A Writing Conference That’s Nervous About Writers? Cool Cool Cool.

So let’s talk about the #AWP26 Terms and Conditions.

Buried in the fine print is language saying AWP “does not permit any disruption of its Conferences… including but not limited to protests, vigils, and demonstrations.” Which is honestly impressive, because nothing says “literary gathering” like pre-emptively telling writers not to act like… writers.

Here’s the thing: literature has never been quiet. Small presses, poets, essayists, zinesters, memoirists — we built entire movements by questioning power loudly and sometimes inconveniently. Antiwar readings. Feminist presses. Queer publishing collectives. None of that came from people being told to stay polite and color inside the lines.

And yet, here we are. AWP asking writers not to disrupt anything. The irony writes itself.

Many of us are still attending because flights are booked, tables are paid for, and indie presses don’t exactly have a magic refund button. But we’re attending under protest — and asking AWP leadership to rethink a policy that feels wildly out of step with the spirit of literary community.

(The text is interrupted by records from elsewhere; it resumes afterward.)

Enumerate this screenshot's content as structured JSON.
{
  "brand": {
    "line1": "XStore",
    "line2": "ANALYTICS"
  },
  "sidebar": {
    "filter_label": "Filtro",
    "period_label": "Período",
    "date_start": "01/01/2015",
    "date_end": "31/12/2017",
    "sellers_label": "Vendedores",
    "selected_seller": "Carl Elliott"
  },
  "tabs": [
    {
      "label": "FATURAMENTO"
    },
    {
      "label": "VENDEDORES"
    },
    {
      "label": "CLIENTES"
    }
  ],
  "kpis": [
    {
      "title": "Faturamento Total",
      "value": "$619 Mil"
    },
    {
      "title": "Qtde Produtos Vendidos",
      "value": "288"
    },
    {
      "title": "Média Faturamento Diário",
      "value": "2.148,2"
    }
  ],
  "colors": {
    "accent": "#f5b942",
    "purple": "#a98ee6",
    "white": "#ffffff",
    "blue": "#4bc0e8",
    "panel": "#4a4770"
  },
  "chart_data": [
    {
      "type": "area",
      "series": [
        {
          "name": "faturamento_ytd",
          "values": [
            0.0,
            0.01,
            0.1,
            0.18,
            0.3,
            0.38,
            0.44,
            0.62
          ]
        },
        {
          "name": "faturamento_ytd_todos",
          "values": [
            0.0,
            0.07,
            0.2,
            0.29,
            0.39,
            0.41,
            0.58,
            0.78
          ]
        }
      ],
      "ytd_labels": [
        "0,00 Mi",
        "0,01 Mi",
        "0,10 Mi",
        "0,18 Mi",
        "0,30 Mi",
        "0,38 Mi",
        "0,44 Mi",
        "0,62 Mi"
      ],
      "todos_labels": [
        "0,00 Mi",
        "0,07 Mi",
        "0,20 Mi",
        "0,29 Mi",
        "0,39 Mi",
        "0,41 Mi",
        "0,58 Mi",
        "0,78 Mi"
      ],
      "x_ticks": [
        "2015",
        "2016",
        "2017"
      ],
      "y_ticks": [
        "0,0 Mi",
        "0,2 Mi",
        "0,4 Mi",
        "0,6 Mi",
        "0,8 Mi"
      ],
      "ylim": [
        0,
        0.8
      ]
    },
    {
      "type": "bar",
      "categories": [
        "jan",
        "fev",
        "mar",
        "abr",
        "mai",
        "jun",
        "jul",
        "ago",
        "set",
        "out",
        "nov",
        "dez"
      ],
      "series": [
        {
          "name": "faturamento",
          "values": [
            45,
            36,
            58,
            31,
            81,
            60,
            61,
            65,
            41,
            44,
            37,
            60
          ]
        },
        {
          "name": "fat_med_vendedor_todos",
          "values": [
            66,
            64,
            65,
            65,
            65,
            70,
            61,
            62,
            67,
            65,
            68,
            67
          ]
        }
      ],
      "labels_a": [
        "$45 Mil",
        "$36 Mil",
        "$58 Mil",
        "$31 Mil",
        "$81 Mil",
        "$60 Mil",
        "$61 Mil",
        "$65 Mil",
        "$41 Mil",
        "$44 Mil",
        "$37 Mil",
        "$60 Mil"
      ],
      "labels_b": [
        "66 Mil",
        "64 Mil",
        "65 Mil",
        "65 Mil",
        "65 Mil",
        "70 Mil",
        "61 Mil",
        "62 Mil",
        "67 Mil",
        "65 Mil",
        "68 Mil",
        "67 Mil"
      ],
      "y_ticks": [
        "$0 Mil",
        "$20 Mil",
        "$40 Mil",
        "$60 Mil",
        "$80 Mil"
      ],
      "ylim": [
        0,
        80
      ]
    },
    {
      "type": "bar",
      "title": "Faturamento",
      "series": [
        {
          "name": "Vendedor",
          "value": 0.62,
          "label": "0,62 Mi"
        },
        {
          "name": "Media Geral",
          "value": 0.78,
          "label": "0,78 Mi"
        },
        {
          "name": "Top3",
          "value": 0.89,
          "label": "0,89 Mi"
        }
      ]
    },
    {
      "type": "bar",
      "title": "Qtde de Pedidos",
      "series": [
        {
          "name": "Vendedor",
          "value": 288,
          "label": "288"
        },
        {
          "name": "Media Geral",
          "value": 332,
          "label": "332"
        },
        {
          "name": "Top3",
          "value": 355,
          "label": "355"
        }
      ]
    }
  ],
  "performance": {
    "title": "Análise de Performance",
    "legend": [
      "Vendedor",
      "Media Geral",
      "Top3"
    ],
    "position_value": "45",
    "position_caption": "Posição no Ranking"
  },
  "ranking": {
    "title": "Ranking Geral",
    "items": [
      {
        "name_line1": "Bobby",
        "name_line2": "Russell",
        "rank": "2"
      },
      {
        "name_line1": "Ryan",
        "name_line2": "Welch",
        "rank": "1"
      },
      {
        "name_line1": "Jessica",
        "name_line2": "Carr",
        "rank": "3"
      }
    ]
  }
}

Instead of staying quiet, we made three protest designs. And because protest without material support is just branding, all profits from these pieces will be donated to the National Indigenous Women’s Resource Center’s Missing & Murdered Indigenous Women and Relatives Awareness work:

Because if literary spaces are going to get nervous about free expression, indie presses are going to do what we always do: make noise, make art, and redirect money toward people doing real work on the ground. No one is asking for chaos. We’re asking for consistency. You don’t get to celebrate writers for telling the truth and then panic when they actually do it. Writers don’t show up to AWP to be quiet spectators. We show up messy, opinionated, exhausted, brilliant, and occasionally inconvenient. That’s not a bug in literary culture. That’s the whole point.